Intravascular Brachytherapy

Selected Readings

AAPM TG-60: Intervascular Brachytherapy Physics (external link)

AAPM TG-149: Dose Calculation Formalisms and Consensus Dosimetry Parameters for Intravascular Brachytherapy Dosimetry (external link)


Intravascular brachytherapy is used as a treatment for restenosis and recurrent arterial blockage following angioplasty or stenting of a blocked artery. This technique is effective for blockages that are resistant to drug infuse stents or anti-coagulant (anti-clotting) drugs.

Treatment Regimen

  • Prescription: 15-20Gy typically prescribed at 2mm from the source (intracoronary) or 2mm beyond lumen radius (peripheral arteries).
  • Treated volume: a 2-5cm length of artery to a depth of between 0.5 and 2mm beyond the lumen.
  • Dose rate:
    • 1-5cGy/hour for radioactive stents
    • >5Gy/minute for HDR afterloader type deliveries
  • Dosimetry: follows the conventions of TG-43 (internal link)
    • This is the recommendation of TG-149.

Balloon Angioplasty Procedure

Balloon angioplasty is a treatment of stenosis or narrowing of the blood vessels, especially those supplying the heart. During the treatment, a catheter is inserted into the femoral (at groin) or radial artery (at wrist) and guided to the affected artery. Once in location, a balloon is repeatedly filled and drained unclogging the artery. A stent (mesh reinforcement) is inserted to the artery to prevent future narrowing and support weakened arteries.

Restenosis may occur after an angioplasty procedure due either to blood clotting or neointimal (scar tissue) growth within the vessel. Anticlotting drugs can be used to prevent clots and drug eluding stents (DES) prevents some neointimal growth. However, restenosis may still occur due to neointimal growth and intravascular brachytherapy can be an effective treatment for such cases.

Key Point: Radioactive devices compete with Drug Eluding Stents (DES) to prevent restenosis. DES are popular as they are both effective and simple to use clinically. However, DES have difficulty delivering drugs in areas of repeat stenting. Both Beta-Cath and activated stents are regaining popularity for repeat treatments as they overcome this limitation.

Delivery Devices

Intravascular brachytherapy is either administered using a LDR implanted mesh stent or using an HDR remote afterloader device.

Low Dose Rate Mesh Stents

Radioactive mesh stents typically use either P-32 or Y-90, both of which are beta emitters.

Intravascular Afterloaders


  • Sr-90/Y-90 (beta emitter)
    • Sr-90 Half-life = 28.8 years
    • Y-90 Half-life = 64.1 hours
  • Handheld hydraulically activated afterloader

RADIANT (liquid filled balloons)

  • Re-188 (beta emitter) liquid source injected into angioplasty balloon.
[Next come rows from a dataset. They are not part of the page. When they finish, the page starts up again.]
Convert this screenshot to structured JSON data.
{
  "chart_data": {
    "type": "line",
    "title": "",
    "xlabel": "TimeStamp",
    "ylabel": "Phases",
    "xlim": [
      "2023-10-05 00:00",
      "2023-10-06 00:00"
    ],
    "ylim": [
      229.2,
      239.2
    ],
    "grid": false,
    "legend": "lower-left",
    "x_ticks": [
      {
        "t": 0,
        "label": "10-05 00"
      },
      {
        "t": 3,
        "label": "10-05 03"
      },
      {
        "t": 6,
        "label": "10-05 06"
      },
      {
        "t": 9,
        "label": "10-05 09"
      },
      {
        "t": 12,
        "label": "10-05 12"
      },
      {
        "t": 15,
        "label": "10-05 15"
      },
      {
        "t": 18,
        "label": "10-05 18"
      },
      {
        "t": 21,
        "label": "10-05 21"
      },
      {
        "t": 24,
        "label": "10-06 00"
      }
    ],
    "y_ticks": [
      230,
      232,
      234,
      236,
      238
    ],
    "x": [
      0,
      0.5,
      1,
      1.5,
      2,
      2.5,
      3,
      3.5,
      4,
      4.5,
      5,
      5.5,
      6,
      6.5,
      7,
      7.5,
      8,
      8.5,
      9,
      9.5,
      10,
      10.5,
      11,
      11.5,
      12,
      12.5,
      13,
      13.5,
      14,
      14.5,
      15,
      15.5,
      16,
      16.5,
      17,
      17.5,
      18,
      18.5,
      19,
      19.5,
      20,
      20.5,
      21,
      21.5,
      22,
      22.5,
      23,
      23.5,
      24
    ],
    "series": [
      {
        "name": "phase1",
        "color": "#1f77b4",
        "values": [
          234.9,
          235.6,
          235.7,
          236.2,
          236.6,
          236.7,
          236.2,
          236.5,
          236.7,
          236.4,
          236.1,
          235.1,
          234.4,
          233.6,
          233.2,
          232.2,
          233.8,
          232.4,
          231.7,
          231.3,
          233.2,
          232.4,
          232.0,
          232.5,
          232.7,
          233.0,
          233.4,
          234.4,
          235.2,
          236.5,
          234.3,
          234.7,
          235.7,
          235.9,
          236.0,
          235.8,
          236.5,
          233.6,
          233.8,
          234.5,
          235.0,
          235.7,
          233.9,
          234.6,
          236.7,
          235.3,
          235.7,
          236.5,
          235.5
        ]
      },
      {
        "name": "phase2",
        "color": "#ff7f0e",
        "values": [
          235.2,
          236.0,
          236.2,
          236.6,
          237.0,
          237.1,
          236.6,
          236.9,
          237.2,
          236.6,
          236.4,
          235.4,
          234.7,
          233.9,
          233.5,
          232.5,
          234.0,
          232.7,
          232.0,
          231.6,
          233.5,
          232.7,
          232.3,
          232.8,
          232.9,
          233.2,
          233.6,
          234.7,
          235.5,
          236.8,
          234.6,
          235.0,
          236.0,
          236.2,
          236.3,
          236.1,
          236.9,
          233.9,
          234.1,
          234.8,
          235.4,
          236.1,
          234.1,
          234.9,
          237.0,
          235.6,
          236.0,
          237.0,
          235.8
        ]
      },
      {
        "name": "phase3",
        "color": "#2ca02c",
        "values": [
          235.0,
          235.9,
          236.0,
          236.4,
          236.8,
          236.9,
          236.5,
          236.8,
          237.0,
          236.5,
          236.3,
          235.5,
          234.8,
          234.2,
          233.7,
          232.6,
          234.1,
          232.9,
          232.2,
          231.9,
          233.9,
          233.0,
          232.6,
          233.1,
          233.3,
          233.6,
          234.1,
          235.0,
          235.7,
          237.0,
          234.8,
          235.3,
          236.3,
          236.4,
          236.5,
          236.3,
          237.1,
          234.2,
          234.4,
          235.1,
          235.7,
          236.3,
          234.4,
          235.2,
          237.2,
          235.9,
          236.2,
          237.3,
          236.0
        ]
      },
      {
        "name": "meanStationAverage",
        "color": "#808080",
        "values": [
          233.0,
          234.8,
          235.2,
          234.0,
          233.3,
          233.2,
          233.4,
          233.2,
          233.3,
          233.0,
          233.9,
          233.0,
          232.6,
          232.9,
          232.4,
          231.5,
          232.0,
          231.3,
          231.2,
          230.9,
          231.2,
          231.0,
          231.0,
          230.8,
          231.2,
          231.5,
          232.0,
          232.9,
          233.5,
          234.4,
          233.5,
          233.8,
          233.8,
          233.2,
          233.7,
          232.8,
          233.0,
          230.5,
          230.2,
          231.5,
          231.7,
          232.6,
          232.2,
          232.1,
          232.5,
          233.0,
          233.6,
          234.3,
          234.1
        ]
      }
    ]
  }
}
Additionally, several historical products are no longer available in the US market. These include:

Cordis CHECKMATE (No Longer Marketed, 2003)

  • Ir-192 (gamma emitter) ribbon
    • 3mm by 0.5mm seeds separated by 1mm
    • Variable source length 19-80mm
  • Cart mounted mechanical hand crank afterloader

Guidant GALILEO (No Longer Marketed, 2004)

  • P-32 (beta emitter) enclosed in a spiral balloon around the central wire
    • Spiral design improves line flexibility
  • Remotely controlled by motorized afterloader device
Guidant GALILEO Intravascular Brachytherapy Afterloader
Beta-Cath Intravascular Brachytherapy Afterloader
Cordis CHECKMATE Intravascular Brachytherapy Afterloader

Additional Considerations

Beta Vs Gamma Emitters

Beta emitting devices have the advantage of a higher dose rate and more localized dose distributions relative to gamma emitters but produce a less uniform dose distribution. The dose distribution within the treated area (~2mm) is essentially the same for both gamma and beta sources because of the dominance of inverse square law. Both beta and gamma emitting isotopes are considered adequate for intravascular brachytherapy although Khan notes a preference for Beta emitters.

LDR (Radioactive Stents) Vs HDR

LDR intravascular brachytherapy is a relatively simple procedure in that it entails essentially the same steps as a standard stent placement. Further, the low dose rate of the stent makes the procedure safer for radiation workers than many of the HDR approaches. However, use of radioactive stents has fallen out of favor due to “candy wrapper effect” in which restenosis forms at the ends of a LDR stent.